5. The grinding wheel according to any of the preceding claims 1 or 4, characterized in that the outer layers (3, 4) each have a diamond fraction of less than 90% by weight in the abrasive grains.

6. The grinding wheel according to any of the preceding claims 1, 3 or 4, characterized in that the outer layers (3, 4) each have a diamond content of less than 75% by weight in the abrasive grains.

7. The grinding wheel according to any of the preceding claims, characterized in that said outer layers (3, 4) each have a diamond fraction of less than 50% by weight in the abrasive grains.
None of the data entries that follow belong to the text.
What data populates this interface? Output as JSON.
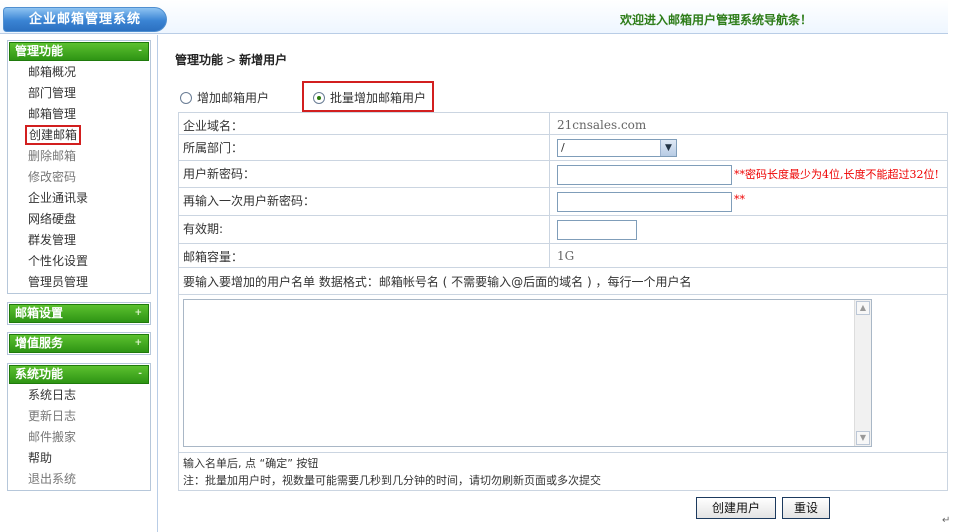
{
  "header": {
    "app_title": "企业邮箱管理系统",
    "welcome": "欢迎进入邮箱用户管理系统导航条！"
  },
  "sidebar": {
    "sections": [
      {
        "title": "管理功能",
        "toggle": "-",
        "items": [
          "邮箱概况",
          "部门管理",
          "邮箱管理",
          "创建邮箱",
          "删除邮箱",
          "修改密码",
          "企业通讯录",
          "网络硬盘",
          "群发管理",
          "个性化设置",
          "管理员管理"
        ]
      },
      {
        "title": "邮箱设置",
        "toggle": "+"
      },
      {
        "title": "增值服务",
        "toggle": "+"
      },
      {
        "title": "系统功能",
        "toggle": "-",
        "items": [
          "系统日志",
          "更新日志",
          "邮件搬家",
          "帮助",
          "退出系统"
        ]
      }
    ],
    "active_item": "创建邮箱"
  },
  "main": {
    "breadcrumb": {
      "section": "管理功能",
      "separator": ">",
      "page": "新增用户"
    },
    "mode": {
      "single_label": "增加邮箱用户",
      "batch_label": "批量增加邮箱用户",
      "selected": "batch"
    },
    "form": {
      "domain_label": "企业域名：",
      "domain_value": "21cnsales.com",
      "dept_label": "所属部门：",
      "dept_value": "/",
      "password_label": "用户新密码：",
      "password_hint": "**密码长度最少为4位,长度不能超过32位!",
      "confirm_label": "再输入一次用户新密码：",
      "confirm_hint": "**",
      "expiry_label": "有效期:",
      "capacity_label": "邮箱容量：",
      "capacity_value": "1G",
      "instructions": "要输入要增加的用户名单 数据格式：邮箱帐号名 ( 不需要输入@后面的域名 ) ，每行一个用户名",
      "note_line1": "输入名单后, 点 “确定” 按钮",
      "note_line2": "注：批量加用户时，视数量可能需要几秒到几分钟的时间，请切勿刷新页面或多次提交"
    },
    "buttons": {
      "create": "创建用户",
      "reset": "重设"
    }
  },
  "colors": {
    "menu_green": "#2e9414",
    "header_blue": "#3a84d4",
    "welcome_green": "#2e7d1a",
    "highlight_red": "#d21f1f",
    "hint_red": "#e00000"
  }
}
8. The grinding wheel according to any of the preceding claims, characterized in that the grinding wheel (1) has exactly three layers (2, 3, 4) containing abrasive grains.

9. The grinding wheel according to any of the preceding claims, characterized in that the outer layers (3, 4) have the same structure and, in particular, the outer layers (3, 4) have the same axial thickness.

10. The grinding wheel according to any of the preceding claims, characterized in that said inner layer (2) and said outer layers (3, 4) are made of a synthetic resin binder.

11. Use of the grinding wheel (1) of any of the preceding claims for grinding balls (12).

12. Use according to claim 11, characterized in that the outer side of the grinding wheel (1) is bonded with a metal support plate (13).